Разговорились. Сергей предложил помочь с перевозкой. Потом — чаю. Она задержалась на неделю. Потом на месяц. Сняла комнату неподалёку. Они стали встречаться. Без лишних слов. Без пафоса. Просто — тихо. Он снова устроился на работу, она открыла маленький букинистический магазин.
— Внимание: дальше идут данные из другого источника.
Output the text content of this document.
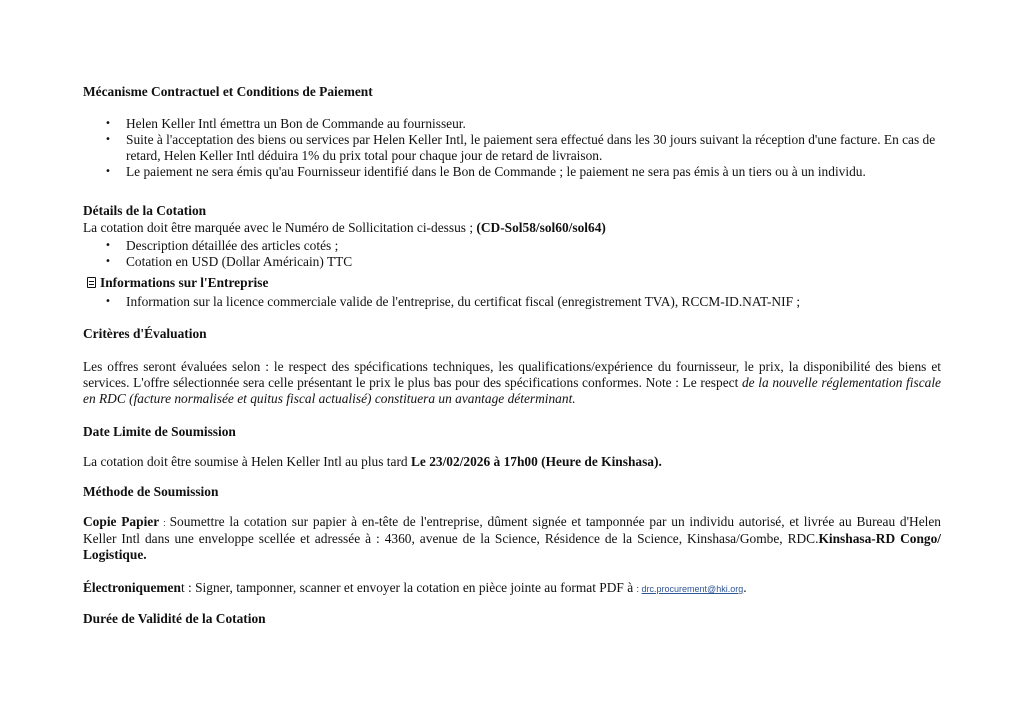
Mécanisme Contractuel et Conditions de Paiement
• Helen Keller Intl émettra un Bon de Commande au fournisseur.
• Suite à l'acceptation des biens ou services par Helen Keller Intl, le paiement sera effectué dans les 30 jours suivant la réception d'une facture. En cas de retard, Helen Keller Intl déduira 1% du prix total pour chaque jour de retard de livraison.
• Le paiement ne sera émis qu'au Fournisseur identifié dans le Bon de Commande ; le paiement ne sera pas émis à un tiers ou à un individu.
Détails de la Cotation
La cotation doit être marquée avec le Numéro de Sollicitation ci-dessus ; (CD-Sol58/sol60/sol64)
• Description détaillée des articles cotés ;
• Cotation en USD (Dollar Américain) TTC
Informations sur l'Entreprise
• Information sur la licence commerciale valide de l'entreprise, du certificat fiscal (enregistrement TVA), RCCM-ID.NAT-NIF ;
Critères d'Évaluation
Les offres seront évaluées selon : le respect des spécifications techniques, les qualifications/expérience du fournisseur, le prix, la disponibilité des biens et services. L'offre sélectionnée sera celle présentant le prix le plus bas pour des spécifications conformes. Note : Le respect de la nouvelle réglementation fiscale en RDC (facture normalisée et quitus fiscal actualisé) constituera un avantage déterminant.
Date Limite de Soumission
La cotation doit être soumise à Helen Keller Intl au plus tard Le 23/02/2026 à 17h00 (Heure de Kinshasa).
Méthode de Soumission
Copie Papier : Soumettre la cotation sur papier à en-tête de l'entreprise, dûment signée et tamponnée par un individu autorisé, et livrée au Bureau d'Helen Keller Intl dans une enveloppe scellée et adressée à : 4360, avenue de la Science, Résidence de la Science, Kinshasa/Gombe, RDC.Kinshasa-RD Congo/ Logistique.
Électroniquement : Signer, tamponner, scanner et envoyer la cotation en pièce jointe au format PDF à : drc.procurement@hki.org.
Durée de Validité de la Cotation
Съездили вместе в Сочи. Потом — в Вологду.
А однажды он нашёл банку варенья. На самой верхней полке. Без подписи. Такую же. Варенье снова было с горчинкой. Он ел его молча. Без ничего. Просто ложка за ложкой. Это было — про неё. Про Валентину Семёновну. Про её незаметную доброту. Про то, как можно уйти, но не стать призраком. Как можно остаться — в банке варенья. В забытой книге. В чьей-то памяти.
Некоторые люди приходят не для того, чтобы остаться. А для того, чтобы напомнить: ты ещё жив. И когда ты сам забыл, как дышать полной грудью, они постучат. Не в дверь. В сердце.
Иногда он всё ещё поднимался к её двери. Просто постоять. Просто вспомнить. Просто побыть рядом. Иногда с цветами. Иногда — с вареньем. И этого хватало.